甲州市の財政について一考

財政の健全化にもいろんなアプローチがある

 市税や交付税など毎年安定的に確保できる収入(経常的収入)に対する、人件費、扶助費、公債費などの経費(経常的経費)割合を経常収支比率と言います。甲州市は2022年度が90・3%で、この比率が高いと財政が硬直的とされ、投資や災害対応の臨時経費に充てる財源が少なく、市の経済性や利便性など成長を追求する事業が少なくなると評されています。
 毎年持続的に支出される経費は、前述に加え、給食費無償化(約2億1500万円)や、子ども医療費無料化(約8800万円)、予防接種助成(約7000万円)など市独自の事業もあります。

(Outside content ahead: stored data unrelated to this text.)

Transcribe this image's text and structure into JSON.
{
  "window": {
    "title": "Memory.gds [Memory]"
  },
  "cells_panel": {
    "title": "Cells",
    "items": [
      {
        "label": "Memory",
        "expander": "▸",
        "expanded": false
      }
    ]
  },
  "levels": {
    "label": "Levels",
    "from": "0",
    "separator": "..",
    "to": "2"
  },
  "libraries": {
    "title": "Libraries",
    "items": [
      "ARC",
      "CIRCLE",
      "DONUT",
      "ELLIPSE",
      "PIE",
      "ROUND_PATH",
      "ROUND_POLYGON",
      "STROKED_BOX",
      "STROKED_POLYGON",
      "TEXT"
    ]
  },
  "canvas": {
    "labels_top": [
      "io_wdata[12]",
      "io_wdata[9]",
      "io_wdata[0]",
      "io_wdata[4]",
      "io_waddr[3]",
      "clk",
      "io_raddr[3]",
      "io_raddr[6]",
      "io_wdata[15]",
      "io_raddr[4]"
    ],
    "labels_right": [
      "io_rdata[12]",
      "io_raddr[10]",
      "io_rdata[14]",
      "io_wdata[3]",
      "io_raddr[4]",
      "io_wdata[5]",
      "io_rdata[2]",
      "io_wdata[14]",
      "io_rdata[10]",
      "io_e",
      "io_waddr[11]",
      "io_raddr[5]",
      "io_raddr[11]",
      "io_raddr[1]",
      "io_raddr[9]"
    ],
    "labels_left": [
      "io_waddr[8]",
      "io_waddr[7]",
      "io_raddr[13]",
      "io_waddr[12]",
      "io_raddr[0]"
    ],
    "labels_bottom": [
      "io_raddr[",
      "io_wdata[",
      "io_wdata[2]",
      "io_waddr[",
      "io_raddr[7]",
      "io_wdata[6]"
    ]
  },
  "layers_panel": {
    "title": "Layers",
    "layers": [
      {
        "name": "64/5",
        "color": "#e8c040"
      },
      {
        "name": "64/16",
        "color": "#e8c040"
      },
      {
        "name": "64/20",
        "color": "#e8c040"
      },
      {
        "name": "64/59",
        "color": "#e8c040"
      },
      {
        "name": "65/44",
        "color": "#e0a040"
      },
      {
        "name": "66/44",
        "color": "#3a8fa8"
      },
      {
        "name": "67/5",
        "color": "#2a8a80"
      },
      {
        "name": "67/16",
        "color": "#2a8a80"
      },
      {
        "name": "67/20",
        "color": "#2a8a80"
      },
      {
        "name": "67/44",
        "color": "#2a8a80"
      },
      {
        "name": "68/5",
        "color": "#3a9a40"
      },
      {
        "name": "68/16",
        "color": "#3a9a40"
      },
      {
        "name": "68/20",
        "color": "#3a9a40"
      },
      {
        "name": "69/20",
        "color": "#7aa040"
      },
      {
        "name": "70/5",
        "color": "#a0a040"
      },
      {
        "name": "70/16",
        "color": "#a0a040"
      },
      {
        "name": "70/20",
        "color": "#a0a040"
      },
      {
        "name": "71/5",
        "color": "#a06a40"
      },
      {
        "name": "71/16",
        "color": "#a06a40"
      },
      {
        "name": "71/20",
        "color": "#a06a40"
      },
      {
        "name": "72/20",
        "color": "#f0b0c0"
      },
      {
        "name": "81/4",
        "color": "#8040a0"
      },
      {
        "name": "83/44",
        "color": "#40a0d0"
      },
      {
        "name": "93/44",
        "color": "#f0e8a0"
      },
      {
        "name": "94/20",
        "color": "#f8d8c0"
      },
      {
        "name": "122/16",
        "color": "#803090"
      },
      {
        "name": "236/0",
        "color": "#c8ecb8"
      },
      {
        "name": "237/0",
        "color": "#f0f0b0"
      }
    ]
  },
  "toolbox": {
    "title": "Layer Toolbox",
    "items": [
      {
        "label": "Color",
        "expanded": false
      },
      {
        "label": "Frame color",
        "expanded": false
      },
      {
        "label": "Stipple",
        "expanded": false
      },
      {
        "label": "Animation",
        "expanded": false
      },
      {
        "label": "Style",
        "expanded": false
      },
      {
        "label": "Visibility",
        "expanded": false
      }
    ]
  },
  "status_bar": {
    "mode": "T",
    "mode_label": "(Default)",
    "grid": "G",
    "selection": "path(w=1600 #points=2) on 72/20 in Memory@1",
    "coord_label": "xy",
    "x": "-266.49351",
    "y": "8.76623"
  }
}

これらは事業費も大きいですが、高い比率でふるさと納税寄付金が充てられています。
 返礼品市況や生鮮品の出来などに左右されやすく、制度改正も毎年のように繰り返され、ふるさと納税は安定的に確保できる収入ではありません。これに継続的な重要事業を依存することは財政収支の観点から危険と言わざるを得ません。
 既存事業の効果や目的の見直し、重複のチェックなどを進め、税収増や合理化を見込む事業も立案して、硬直的な財政運営を改めていかなければなりません。
 そのために求められる一つは、事業一つ一つの収支に目を向けることです。何を財源に事業をするのか、その財源を再び得て、さらに増やすために、この事業はどんな効果を生むのか、民間企業なら当たり前の費用対効果の視点です。